Unlike the onshore case, the existing offshore foundations are very diverse. Depending on the depth of the site and the properties of the land, one or the other typology is chosen and the greater the separation from the coast, the greater the cost involved. These foundations must be designed to withstand additional loads to those specific to the onshore case, as they are also affected by waves, pressure distribution at depth and there is an increased risk of instability due to the constant erosion of the submerged soil.
- Gravity foundation:
This type of foundation is based on the same principle as onshore surface foundation, the dimensions are usually larger. It is not usually solid to facilitate transport by ship and is then filled by land. They are used at depths of less than 20 m and are more expensive from 10 m (left). In places prone to frost, a wider area is usually available to protect against icebergs (right).
This type of foundation is used for depths of 30 and 40 m. The tripod is anchored to the bottom by means of steel piles; it is more expensive than the previous one (gravity foundation).
- Type Jacket:
This type of structure comes from the offshore oil industry and is used up to depths of 60 m.
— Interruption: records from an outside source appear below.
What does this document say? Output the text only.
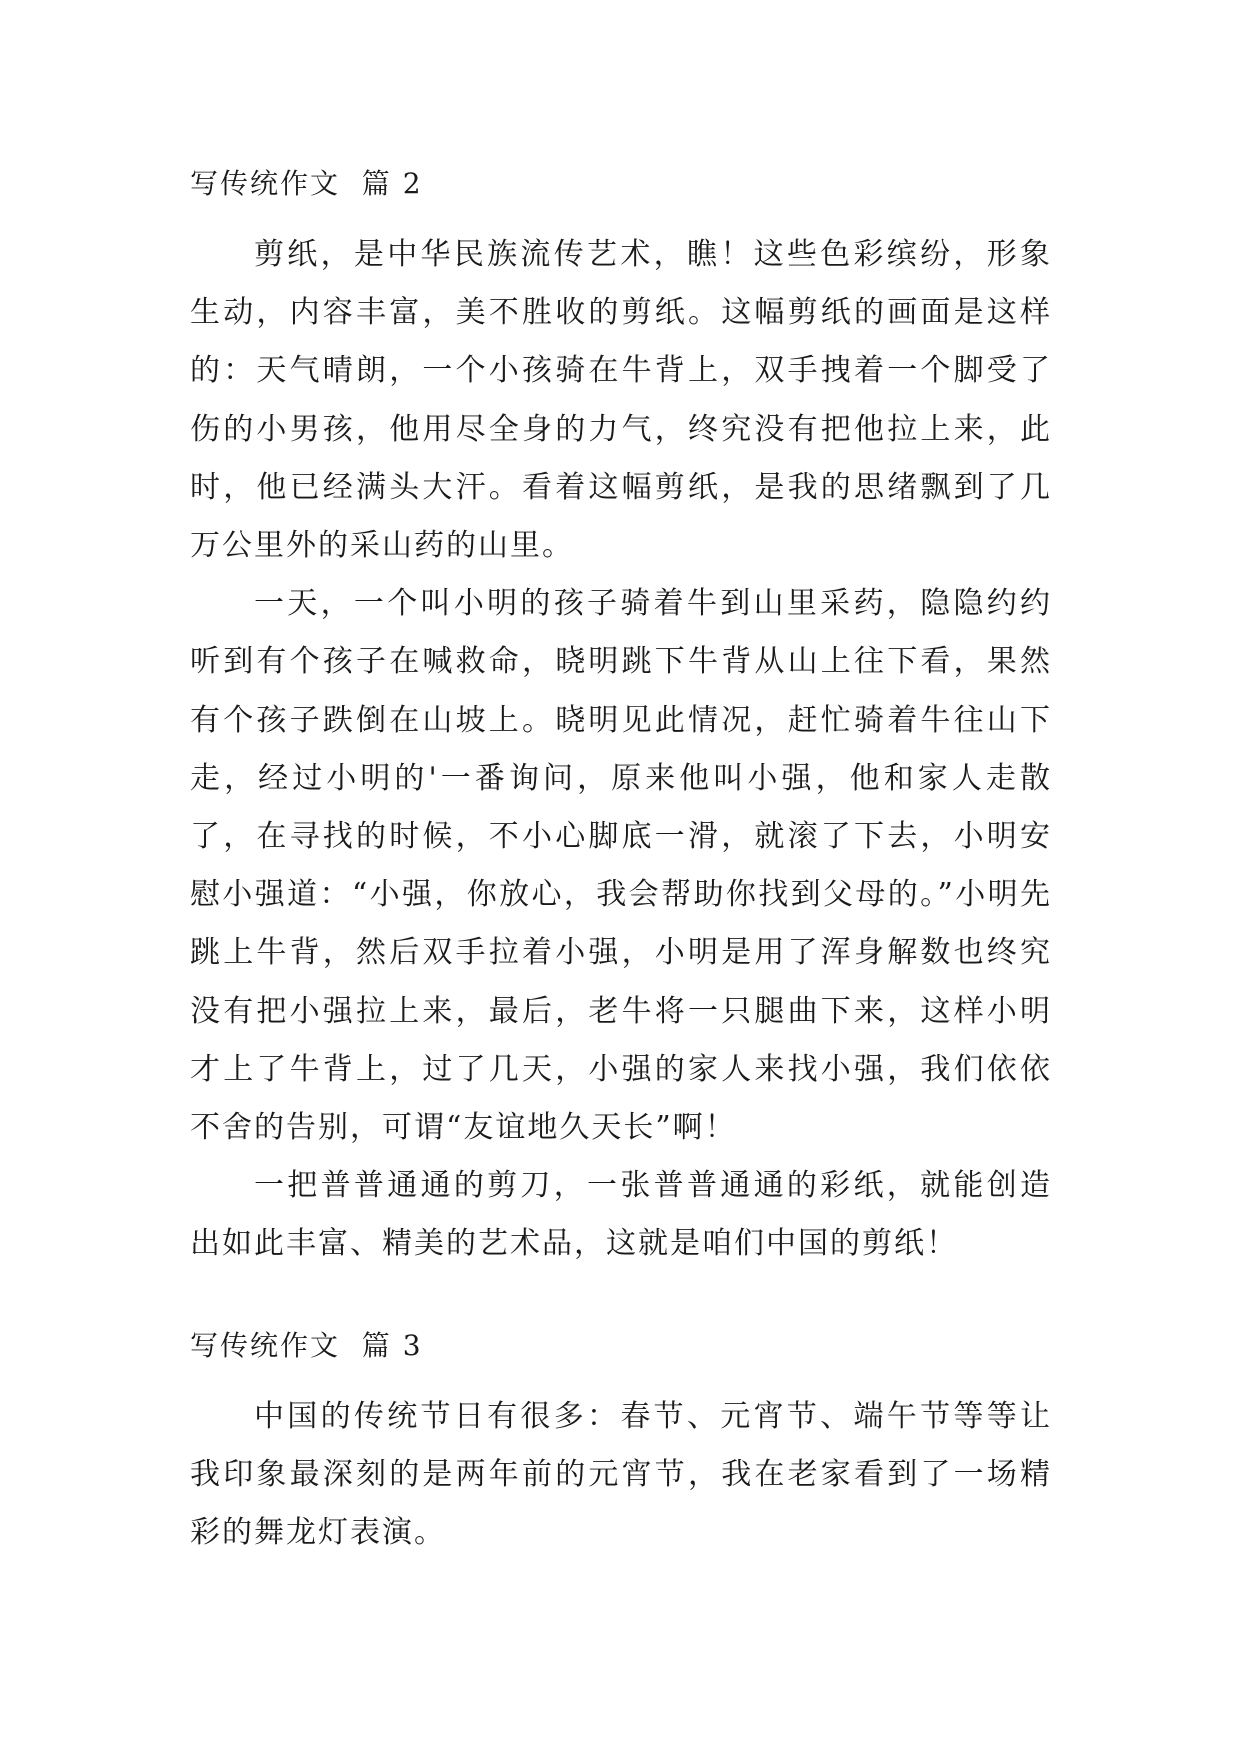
写传统作文  篇 2

剪纸，是中华民族流传艺术，瞧！这些色彩缤纷，形象生动，内容丰富，美不胜收的剪纸。这幅剪纸的画面是这样的：天气晴朗，一个小孩骑在牛背上，双手拽着一个脚受了伤的小男孩，他用尽全身的力气，终究没有把他拉上来，此时，他已经满头大汗。看着这幅剪纸，是我的思绪飘到了几万公里外的采山药的山里。

一天，一个叫小明的孩子骑着牛到山里采药，隐隐约约听到有个孩子在喊救命，晓明跳下牛背从山上往下看，果然有个孩子跌倒在山坡上。晓明见此情况，赶忙骑着牛往山下走，经过小明的'一番询问，原来他叫小强，他和家人走散了，在寻找的时候，不小心脚底一滑，就滚了下去，小明安慰小强道：“小强，你放心，我会帮助你找到父母的。”小明先跳上牛背，然后双手拉着小强，小明是用了浑身解数也终究没有把小强拉上来，最后，老牛将一只腿曲下来，这样小明才上了牛背上，过了几天，小强的家人来找小强，我们依依不舍的告别，可谓“友谊地久天长”啊！

一把普普通通的剪刀，一张普普通通的彩纸，就能创造出如此丰富、精美的艺术品，这就是咱们中国的剪纸！

写传统作文  篇 3

中国的传统节日有很多：春节、元宵节、端午节等等让我印象最深刻的是两年前的元宵节，我在老家看到了一场精彩的舞龙灯表演。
High manufacturing costs. This system is anchored to the seabed using piles and is transported and installed in one piece and requires special boats.
- Suction Buckets foundation
It consists of a design similar in appearance to the gravity foundation. The (steel) foundation is deposited on the seabed and suction is applied to the base so that it penetrates into the ground.
- Foundations of floating supports
This type of lift is very avant-garde and it remains to be seen what its real scope will be. It seems that for intermediate depths the costs could be similar to those of fixed structures and, in addition, it would significantly expand the potential locations. In its favour, the construction process plays a role in reducing the visual impact and making it more flexible. The complexity of its design is much greater than for any other case, as it is necessary to model the coupled movement of the support structure and the turbine. Electricity infrastructure is also a new challenge.
How does a wind turbine work?
Generating energy from wind is simple; the wind flows over the blades of the wind turbine and causes a rotational force. The blades spin an axle inside the nacelle, which enters in gearbox. The gearbox increases the rotation speed of the rotor axle and drives the generator that uses magnetic fields to convert rotational energy into electrical energy.
Generator power goes through a transformer to adapt it to the necessary voltage of the distribution network, usually between 20 and 132 kV. Regional electricity distribution networks distribute energy throughout the country, both for households and businesses.